Be confident, but not cocky

There’s a difference between being smart and being a know-it-all: Someone who’s smart recognizes that there’s always more they can learn; the know-it-all assumes, well, that they already know it all.

A Prudential study several years ago highlighted the ways in which the sexes differ in their perceptions of their own abilities:

  Women Men Knowledge of financial products Very knowledgeable 5% 14% Somewhat knowledgeable 49% 57% Not very knowledgeable 32% 22% Not at all knowledgeable 13% 8% Confidence in financial decision making Very well prepared 22% 37% Need help or need to catch up in many areas 63% 57% Are self-described “beginners” 15% 7% Risk tolerance Willing to go take a risk for the opportunity of a greater financial reward 49% 70% Enjoy “the sport of investing” 22% 40%

Source: Prudential Financial Inc. “Financial Experience & Behaviors Among Women”

As you can see, guys rated their knowledge and abilities much higher than women. But confidence, in itself, is not the problem. Overconfidence is.

Many studies show how overconfidence can lead to one of the most destructive behaviors an investor can engage in: Over-trading. Which leads us to …

Keep your inner daredevil in check

As we said earlier: A little risk is a good thing. Too much risk taking isn’t.

We don’t blame you for thinking that investing in the stock market is just another sport. On the surface it shares a lot of the same traits. It begins each weekday morning with a starting bell, and then it’s off to the races, with frenzied traders swapping shares all day, until the closing buzzer.

Understand that the hyperactive stock jocks you see on the business channels and in movies aren’t simply in it for the thrill: They’re trying to eke out a higher score (better investment returns) than investors who simply buy a stock or an index mutual fund (a bunch of stocks in a single package) and hold on to it for years.

But you know the fable about the tortoise and the hare?

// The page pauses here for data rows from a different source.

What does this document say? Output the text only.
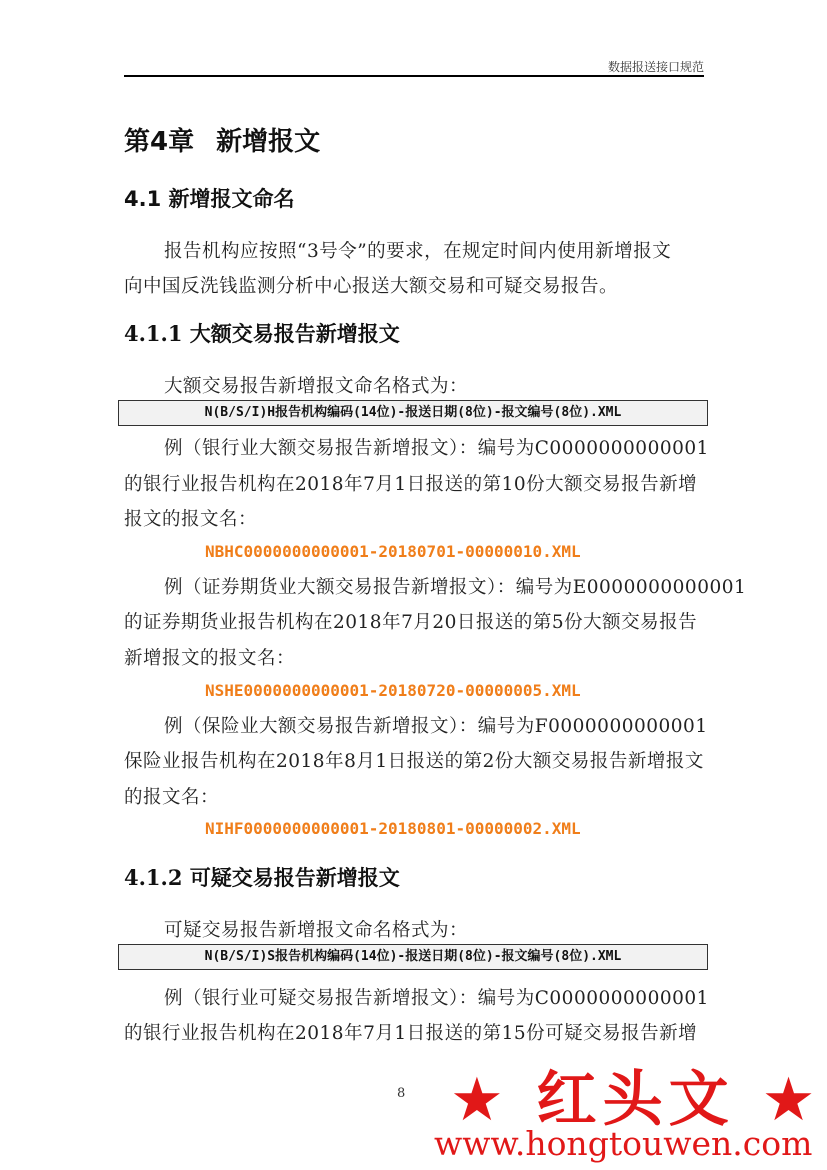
数据报送接口规范
第4章 新增报文
4.1 新增报文命名
报告机构应按照“3号令”的要求，在规定时间内使用新增报文
向中国反洗钱监测分析中心报送大额交易和可疑交易报告。
4.1.1 大额交易报告新增报文
大额交易报告新增报文命名格式为：
N(B/S/I)H报告机构编码(14位)-报送日期(8位)-报文编号(8位).XML
例（银行业大额交易报告新增报文）：编号为C0000000000001
的银行业报告机构在2018年7月1日报送的第10份大额交易报告新增
报文的报文名：
NBHC0000000000001-20180701-00000010.XML
例（证券期货业大额交易报告新增报文）：编号为E0000000000001
的证券期货业报告机构在2018年7月20日报送的第5份大额交易报告
新增报文的报文名：
NSHE0000000000001-20180720-00000005.XML
例（保险业大额交易报告新增报文）：编号为F0000000000001
保险业报告机构在2018年8月1日报送的第2份大额交易报告新增报文
的报文名：
NIHF0000000000001-20180801-00000002.XML
4.1.2 可疑交易报告新增报文
可疑交易报告新增报文命名格式为：
N(B/S/I)S报告机构编码(14位)-报送日期(8位)-报文编号(8位).XML
例（银行业可疑交易报告新增报文）：编号为C0000000000001
的银行业报告机构在2018年7月1日报送的第15份可疑交易报告新增
8 ★ 红头文 ★
www.hongtouwen.com
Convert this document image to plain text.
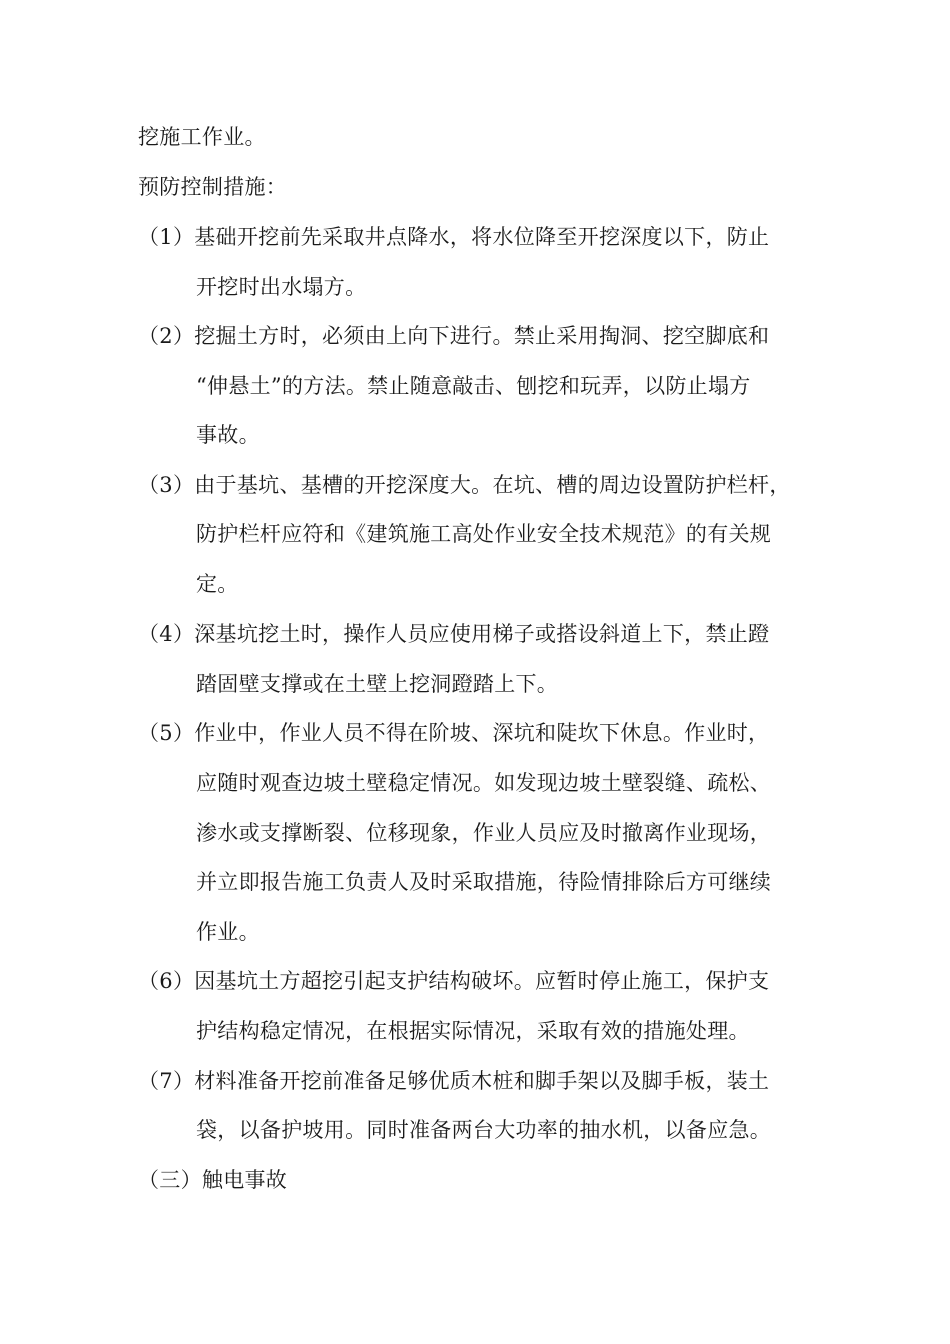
挖施工作业。
预防控制措施：
（1）基础开挖前先采取井点降水，将水位降至开挖深度以下，防止
开挖时出水塌方。
（2）挖掘土方时，必须由上向下进行。禁止采用掏洞、挖空脚底和
“伸悬土”的方法。禁止随意敲击、刨挖和玩弄，以防止塌方
事故。
（3）由于基坑、基槽的开挖深度大。在坑、槽的周边设置防护栏杆，
防护栏杆应符和《建筑施工高处作业安全技术规范》的有关规
定。
（4）深基坑挖土时，操作人员应使用梯子或搭设斜道上下，禁止蹬
踏固壁支撑或在土壁上挖洞蹬踏上下。
（5）作业中，作业人员不得在阶坡、深坑和陡坎下休息。作业时，
应随时观查边坡土壁稳定情况。如发现边坡土壁裂缝、疏松、
渗水或支撑断裂、位移现象，作业人员应及时撤离作业现场，
并立即报告施工负责人及时采取措施，待险情排除后方可继续
作业。
（6）因基坑土方超挖引起支护结构破坏。应暂时停止施工，保护支
护结构稳定情况，在根据实际情况，采取有效的措施处理。
（7）材料准备开挖前准备足够优质木桩和脚手架以及脚手板，装土
袋，以备护坡用。同时准备两台大功率的抽水机，以备应急。
（三）触电事故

It turns out slow and steady wins the race for making money, too.

Investors who trade frequently do themselves and their portfolio returns a disservice by racking up transaction fees and tax bills, and dumping investments too soon and waiting too long to get back in the market.

One recent study tracked how male and female investors managed their portfolios over a 12-month period ending in early 2015. It found that men traded 50% more frequently than women. Yet female investors (the tortoise traders, if you will) absolutely crushed the opposing team. At the end of the year they had made a whopping 12% more.

Yes, it’s hard to resist the fast-paced “game” of active stock trading. But remember, when you’re managing your own investments in the future, it’s stamina, not speed, that wins every time.

Seek opinions from people who aren’t like you

Temperance and appropriate amounts of confidence are two reasons women tend to outperform their male counterparts in investing. But there are other reasons you want them — and other people who don’t look, think or act exactly like you — on your team: They bring a unique perspective to the table.

Whether you’re talking about your English homework or a potential investment, seeking diverse points of view on a topic (especially when you’re learning how to invest) makes you smarter. It helps you see things in different ways and reveals blind spots you might not realize you have.

Harness the collective brainpower of all of the people around you. Get used to talking about money openly instead of treating it like a taboo topic as generations before you did. This will equip you well as you head into adulthood and face the challenges of credit cards, student loan debt, workplace retirement savings plans and — eventually — teaching your little boys and girls about money.